As John Hobbes famously said, “Men heap together the mistakes of their lives and create a monster they call destiny.” With the Epstein revelations turning into a torrent, that’s now the story of Donald John Trump.

When Trump is gone — and that day will eventually come — his corner of the Fox “News” Viewer cult will most likely shatter back into dozens of smaller organizations, many of which will simply be returning to their roots: Proud Boys, Three Percenters, anti-abortion freaks, rightwing preachers hustling their congregations, etc.

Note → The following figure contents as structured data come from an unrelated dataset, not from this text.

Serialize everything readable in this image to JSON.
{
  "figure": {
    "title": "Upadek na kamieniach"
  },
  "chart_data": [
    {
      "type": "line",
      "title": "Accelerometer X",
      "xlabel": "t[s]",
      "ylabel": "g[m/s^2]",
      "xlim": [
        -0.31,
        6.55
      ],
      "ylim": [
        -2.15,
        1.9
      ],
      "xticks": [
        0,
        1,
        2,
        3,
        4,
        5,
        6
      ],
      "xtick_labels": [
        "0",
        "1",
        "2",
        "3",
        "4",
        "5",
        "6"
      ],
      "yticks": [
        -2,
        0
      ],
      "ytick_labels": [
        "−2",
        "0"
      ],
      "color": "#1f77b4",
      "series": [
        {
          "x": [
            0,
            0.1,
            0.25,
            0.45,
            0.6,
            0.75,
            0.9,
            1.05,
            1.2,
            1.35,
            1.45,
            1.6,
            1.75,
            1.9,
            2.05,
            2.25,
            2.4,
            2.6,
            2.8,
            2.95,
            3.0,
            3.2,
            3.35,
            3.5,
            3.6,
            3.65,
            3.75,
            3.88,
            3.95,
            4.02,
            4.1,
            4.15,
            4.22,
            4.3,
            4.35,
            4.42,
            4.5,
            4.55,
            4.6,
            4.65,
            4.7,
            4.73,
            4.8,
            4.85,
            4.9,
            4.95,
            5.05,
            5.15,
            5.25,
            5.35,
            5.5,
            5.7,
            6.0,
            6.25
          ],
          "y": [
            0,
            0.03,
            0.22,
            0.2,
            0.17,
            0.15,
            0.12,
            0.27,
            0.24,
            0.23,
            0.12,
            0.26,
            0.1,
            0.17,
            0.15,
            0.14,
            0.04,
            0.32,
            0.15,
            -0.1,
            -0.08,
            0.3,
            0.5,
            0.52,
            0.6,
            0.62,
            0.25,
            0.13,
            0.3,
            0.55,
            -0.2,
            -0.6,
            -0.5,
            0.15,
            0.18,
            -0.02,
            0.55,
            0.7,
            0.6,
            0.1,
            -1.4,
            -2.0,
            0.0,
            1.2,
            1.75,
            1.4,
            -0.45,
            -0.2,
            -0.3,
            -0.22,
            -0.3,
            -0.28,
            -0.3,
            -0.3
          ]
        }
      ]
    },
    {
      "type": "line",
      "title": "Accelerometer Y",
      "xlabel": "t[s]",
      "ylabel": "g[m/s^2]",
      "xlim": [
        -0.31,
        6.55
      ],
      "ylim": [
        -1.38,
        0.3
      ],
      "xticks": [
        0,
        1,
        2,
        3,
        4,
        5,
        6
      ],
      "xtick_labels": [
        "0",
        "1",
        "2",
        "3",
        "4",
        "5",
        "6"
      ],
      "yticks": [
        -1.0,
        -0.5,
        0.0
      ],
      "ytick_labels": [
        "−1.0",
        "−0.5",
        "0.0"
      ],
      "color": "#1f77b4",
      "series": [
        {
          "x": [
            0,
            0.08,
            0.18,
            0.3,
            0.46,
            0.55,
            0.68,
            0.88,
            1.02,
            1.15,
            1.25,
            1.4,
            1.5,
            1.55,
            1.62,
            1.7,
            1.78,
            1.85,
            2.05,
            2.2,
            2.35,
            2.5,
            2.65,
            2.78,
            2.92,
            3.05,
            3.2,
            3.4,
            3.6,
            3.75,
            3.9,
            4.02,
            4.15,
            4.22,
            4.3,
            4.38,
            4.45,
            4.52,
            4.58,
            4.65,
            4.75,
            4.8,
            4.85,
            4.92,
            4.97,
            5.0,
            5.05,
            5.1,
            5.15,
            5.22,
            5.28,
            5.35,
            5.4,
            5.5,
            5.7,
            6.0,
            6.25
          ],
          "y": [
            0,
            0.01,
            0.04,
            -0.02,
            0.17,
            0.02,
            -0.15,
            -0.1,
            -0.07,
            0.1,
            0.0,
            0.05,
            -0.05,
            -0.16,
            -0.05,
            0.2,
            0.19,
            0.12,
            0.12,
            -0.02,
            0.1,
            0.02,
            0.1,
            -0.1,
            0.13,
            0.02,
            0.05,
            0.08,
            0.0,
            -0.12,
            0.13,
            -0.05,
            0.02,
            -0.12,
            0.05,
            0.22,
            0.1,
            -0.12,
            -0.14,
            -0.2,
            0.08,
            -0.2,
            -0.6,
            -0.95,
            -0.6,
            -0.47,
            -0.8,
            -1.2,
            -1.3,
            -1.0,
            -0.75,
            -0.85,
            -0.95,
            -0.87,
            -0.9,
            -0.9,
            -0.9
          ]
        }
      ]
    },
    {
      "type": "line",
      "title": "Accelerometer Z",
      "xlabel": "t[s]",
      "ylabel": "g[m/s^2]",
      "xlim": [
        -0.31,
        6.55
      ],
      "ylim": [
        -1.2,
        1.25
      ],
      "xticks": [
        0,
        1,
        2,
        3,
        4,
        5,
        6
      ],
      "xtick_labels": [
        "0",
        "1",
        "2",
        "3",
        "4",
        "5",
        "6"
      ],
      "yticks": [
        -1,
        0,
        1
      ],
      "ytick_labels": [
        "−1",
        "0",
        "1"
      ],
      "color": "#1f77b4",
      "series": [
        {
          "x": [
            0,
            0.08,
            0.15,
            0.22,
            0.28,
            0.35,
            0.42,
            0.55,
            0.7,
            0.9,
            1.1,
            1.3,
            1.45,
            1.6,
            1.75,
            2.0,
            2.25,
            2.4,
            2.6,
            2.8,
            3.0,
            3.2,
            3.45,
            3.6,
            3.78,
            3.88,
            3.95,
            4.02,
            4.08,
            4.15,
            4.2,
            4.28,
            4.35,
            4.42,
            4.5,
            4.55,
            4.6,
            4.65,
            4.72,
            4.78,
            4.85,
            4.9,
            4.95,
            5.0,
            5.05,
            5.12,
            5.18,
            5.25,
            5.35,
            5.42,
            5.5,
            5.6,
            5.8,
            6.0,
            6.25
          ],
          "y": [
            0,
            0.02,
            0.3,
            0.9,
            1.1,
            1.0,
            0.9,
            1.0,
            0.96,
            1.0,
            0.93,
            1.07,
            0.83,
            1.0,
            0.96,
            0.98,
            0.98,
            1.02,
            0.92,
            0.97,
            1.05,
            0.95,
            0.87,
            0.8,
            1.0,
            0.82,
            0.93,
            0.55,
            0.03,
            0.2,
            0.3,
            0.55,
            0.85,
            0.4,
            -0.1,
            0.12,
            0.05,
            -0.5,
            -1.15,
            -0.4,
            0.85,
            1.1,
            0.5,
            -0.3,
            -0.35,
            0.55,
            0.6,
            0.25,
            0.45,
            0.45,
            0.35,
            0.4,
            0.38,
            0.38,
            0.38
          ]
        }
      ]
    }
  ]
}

After all, as Maureen Dowd points out, Trump has now become the deep state he once decried. He’s creating the very “FEMA Camps” that had Republicans and Fox “News” Viewer cult members hysterical when Obama was president.

He’s developing a masked, anonymous, unaccountable nationwide secret police force and is compiling massive amounts of intelligence on everyday Americans. Between his spy agencies and data brokers, he has access to anybody’s social media posts, emails, and medical and travel records. He’s given ICE full and unfettered access to everybody’s Medicaid and other government records.

If rightwingers keep protesting him or demanding more information about Jeffrey Epstein, they will be next in his crosshairs and that could begin the final stage of his participation in the Fox “News” Viewer cult. He’s already called them stupid, hysterical, and told them they’re dupes for the Democrats, claiming he no longer wants their support.

Thus, we stand very close to what may be a true crossroads moment for America.

If Trump survives this politically, he’ll most likely begin a serious crackdown modeled after the June, 1934 Night of the Long Knives (albeit probably less bloody), purging his opposition within his own ranks much like Putin did a decade ago in Russia and Orbán is doing now in Hungary. It’ll further damage American democracy and make it much harder for us to recover our previous New Deal and Great Society political and economic systems.

On the other hand, if Trump goes down in flames and Vance, Johnson, Cruz, or somebody equally weak tries to step in and take over the cult, it could spell doom for the GOP for a generation.

So get out the popcorn, but maybe you should also have something a little more defensive than that. Get ready. It’s gonna be a rough ride, but in all probability we’ll make it through without the kind of damage that Germany or the people at Jonestown suffered.

Wish us all luck. We need it — and citizen activism — now more than ever before.